= Alberto Vassallo-Torregrossa =

Italian prelate and church diplomat

Alberto Vassallo di Torregrossa (28 December 1865, San Cataldo, Sicily - 7 September 1959, San Cataldo) was an Italian prelate and church diplomat. He was the last papal nuncio to Munich.

==Life==
The son of baron Rosario Vassallo di Torregrossa and Rosa dei Baroni Torregrossa, he attended the minor archepiscopal seminary at Catania the San Michele College in the Acireale and finally the Pontifical Roman Seminary, where he graduated in theology and civil and canon law and gained a diploma in letters. On 22 September 1888 he was ordained a priest in the church of San Sebastiano in Caltanissetta by Francica-Nava de Bontifè, bishop in partibus of Alabanda and auxiliary bishop to Alberto's uncle Giovanni Guttadauro, bishop of Caltanissetta. He held his first mass in the mother church of San Cataldo.

In 1889 he was admitted to the Academy of Ecclesiastical Nobles to study as a church diplomat. In 1891 he was made a canon of San Cataldo and he also brought the Ursulines to San Cataldo. His uncle, bishop Guttadauro, called him "the pearl of his diocese". In 1892 he entered the Secretariat of State and six years later pope Leo XIII made him a secret chamberlain. Cardinal Rampolla spotted him and he was sent to the apostolic nunciature of Bavaria in Munich as a secretary. In 1902 he became auditor to the Nunciature to Brussels, where he wrote Piccolo studio del clero belga and was awarded the Order of Leopold. The nuncio there sent him back to Munich and he was decorated with the Order of the Holy Sepulchre.

On 25 November 1913 Pope Pius X made him titular archbishop (in partibus) of Emesa and sent him as apostolic delegate to Colombia. On 10 January 1914 the pope granted him a private audience and on the following 18 January he was consecrated a bishop in the Latino-American college by Cardinal Merry del Val. The pope received him for another private audience on 25 January 1914. Pope Benedict XV sent him to Argentina as a diplomat in 1916 and he was made Apostolic Nuncio to Munich in August 1925, succeeding Eugenio Pacelli (later Pope Pius XII). He was granted the Order of Merit of the Bavarian Crown, the Order of Saint Michael, and the Royal Order of Albert of Saxony.
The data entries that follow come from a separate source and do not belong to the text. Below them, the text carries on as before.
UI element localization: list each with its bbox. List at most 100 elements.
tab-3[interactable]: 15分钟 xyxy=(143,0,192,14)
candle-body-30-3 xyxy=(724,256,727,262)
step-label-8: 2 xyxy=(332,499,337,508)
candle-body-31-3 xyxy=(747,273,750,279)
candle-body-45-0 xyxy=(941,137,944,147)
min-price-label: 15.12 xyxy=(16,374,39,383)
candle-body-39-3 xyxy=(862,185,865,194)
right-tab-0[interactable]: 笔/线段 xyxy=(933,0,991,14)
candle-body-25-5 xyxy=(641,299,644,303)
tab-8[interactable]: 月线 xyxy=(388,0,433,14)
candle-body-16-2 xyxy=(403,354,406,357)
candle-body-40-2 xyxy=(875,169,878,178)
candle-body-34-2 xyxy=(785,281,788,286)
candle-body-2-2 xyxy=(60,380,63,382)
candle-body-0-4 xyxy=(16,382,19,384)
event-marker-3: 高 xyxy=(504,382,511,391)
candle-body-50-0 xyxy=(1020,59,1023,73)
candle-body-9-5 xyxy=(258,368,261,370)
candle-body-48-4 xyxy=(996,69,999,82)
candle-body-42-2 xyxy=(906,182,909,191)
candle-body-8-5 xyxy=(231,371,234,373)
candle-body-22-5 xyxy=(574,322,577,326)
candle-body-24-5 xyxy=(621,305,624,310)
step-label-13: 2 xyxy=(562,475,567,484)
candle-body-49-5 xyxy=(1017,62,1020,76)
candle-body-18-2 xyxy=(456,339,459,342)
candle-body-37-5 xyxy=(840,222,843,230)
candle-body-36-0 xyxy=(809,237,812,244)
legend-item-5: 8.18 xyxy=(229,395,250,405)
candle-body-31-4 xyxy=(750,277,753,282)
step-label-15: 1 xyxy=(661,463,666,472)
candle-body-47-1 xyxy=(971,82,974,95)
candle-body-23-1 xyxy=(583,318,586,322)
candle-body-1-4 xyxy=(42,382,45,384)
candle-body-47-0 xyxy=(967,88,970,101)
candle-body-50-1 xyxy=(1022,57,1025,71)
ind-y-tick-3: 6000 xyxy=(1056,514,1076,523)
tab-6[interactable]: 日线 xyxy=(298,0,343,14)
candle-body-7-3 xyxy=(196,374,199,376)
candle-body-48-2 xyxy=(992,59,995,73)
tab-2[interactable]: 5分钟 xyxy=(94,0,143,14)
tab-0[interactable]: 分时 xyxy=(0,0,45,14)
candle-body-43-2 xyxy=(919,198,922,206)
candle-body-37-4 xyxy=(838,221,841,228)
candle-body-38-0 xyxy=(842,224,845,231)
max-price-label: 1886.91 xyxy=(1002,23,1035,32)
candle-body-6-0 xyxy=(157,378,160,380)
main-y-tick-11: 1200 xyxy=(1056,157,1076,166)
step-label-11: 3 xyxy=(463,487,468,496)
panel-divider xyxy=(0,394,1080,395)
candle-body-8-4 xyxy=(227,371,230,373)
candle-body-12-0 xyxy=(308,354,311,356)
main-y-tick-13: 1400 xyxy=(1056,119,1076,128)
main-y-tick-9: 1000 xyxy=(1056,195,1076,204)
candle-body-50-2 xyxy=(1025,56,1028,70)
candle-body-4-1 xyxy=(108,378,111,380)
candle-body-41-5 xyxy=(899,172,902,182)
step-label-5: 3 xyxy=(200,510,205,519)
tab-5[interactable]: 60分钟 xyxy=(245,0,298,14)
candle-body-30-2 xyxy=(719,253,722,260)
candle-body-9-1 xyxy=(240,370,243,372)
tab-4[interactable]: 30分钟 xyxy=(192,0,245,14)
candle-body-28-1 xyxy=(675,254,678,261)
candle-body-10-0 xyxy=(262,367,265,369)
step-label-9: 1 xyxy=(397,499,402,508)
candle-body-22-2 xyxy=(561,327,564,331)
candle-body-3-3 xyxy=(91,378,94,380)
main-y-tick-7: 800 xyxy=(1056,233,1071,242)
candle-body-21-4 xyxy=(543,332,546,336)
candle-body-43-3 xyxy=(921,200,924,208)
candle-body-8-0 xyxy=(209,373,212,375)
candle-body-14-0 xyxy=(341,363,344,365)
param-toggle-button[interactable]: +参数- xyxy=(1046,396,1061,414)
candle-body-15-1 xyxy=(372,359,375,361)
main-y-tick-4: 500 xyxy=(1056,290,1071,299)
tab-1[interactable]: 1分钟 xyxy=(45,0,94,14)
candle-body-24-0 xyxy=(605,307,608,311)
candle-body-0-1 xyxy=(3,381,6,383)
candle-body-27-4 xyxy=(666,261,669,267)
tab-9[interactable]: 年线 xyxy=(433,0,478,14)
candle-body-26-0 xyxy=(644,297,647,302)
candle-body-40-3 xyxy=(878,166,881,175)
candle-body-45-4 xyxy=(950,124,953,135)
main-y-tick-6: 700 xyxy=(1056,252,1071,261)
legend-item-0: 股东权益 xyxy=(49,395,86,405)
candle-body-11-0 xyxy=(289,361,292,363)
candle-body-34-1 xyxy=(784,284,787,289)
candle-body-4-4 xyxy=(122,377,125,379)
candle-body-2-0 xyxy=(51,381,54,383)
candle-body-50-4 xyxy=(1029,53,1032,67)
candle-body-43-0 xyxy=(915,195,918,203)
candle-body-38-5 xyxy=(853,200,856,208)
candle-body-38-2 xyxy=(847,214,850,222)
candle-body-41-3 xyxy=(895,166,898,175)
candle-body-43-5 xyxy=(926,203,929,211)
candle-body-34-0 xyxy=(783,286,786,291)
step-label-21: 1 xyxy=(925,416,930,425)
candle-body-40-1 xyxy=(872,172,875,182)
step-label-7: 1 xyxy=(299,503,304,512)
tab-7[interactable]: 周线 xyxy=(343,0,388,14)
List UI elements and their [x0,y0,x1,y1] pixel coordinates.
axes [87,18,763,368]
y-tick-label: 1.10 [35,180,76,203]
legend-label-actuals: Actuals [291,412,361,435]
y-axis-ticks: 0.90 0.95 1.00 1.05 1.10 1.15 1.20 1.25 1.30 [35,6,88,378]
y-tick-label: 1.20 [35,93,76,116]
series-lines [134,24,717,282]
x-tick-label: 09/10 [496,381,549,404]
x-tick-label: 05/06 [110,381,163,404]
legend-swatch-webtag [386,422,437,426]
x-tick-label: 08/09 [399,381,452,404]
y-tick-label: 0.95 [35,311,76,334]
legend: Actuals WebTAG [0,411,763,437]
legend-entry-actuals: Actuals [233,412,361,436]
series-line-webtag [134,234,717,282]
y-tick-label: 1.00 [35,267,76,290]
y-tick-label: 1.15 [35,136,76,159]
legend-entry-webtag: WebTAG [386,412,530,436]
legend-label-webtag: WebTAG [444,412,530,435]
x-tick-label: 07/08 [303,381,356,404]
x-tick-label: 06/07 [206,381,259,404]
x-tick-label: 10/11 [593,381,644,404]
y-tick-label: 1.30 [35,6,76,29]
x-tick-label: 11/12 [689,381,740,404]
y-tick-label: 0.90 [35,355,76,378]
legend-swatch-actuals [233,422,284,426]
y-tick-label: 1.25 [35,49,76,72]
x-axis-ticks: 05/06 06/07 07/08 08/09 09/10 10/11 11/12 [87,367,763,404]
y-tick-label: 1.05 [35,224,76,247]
The German states later lost their autonomy and in the wake of this ceased having their own diplomatic representation from the Holy See in January 1934. The Bavarian nunciature in Munich was closed on 23 October 1936. Vassallo di Torregrossa returned to Italy and retired to San Cataldo, where he died aged 93. On 27 April 2009 his body was exhumed in the presence of Mario Russotto, Bishop of Caltanissetta, and reinterred on 7 September 2009, the fiftieth anniversary of his death, in the mother church in San Cataldo, near the tomb of Cataldo Naro.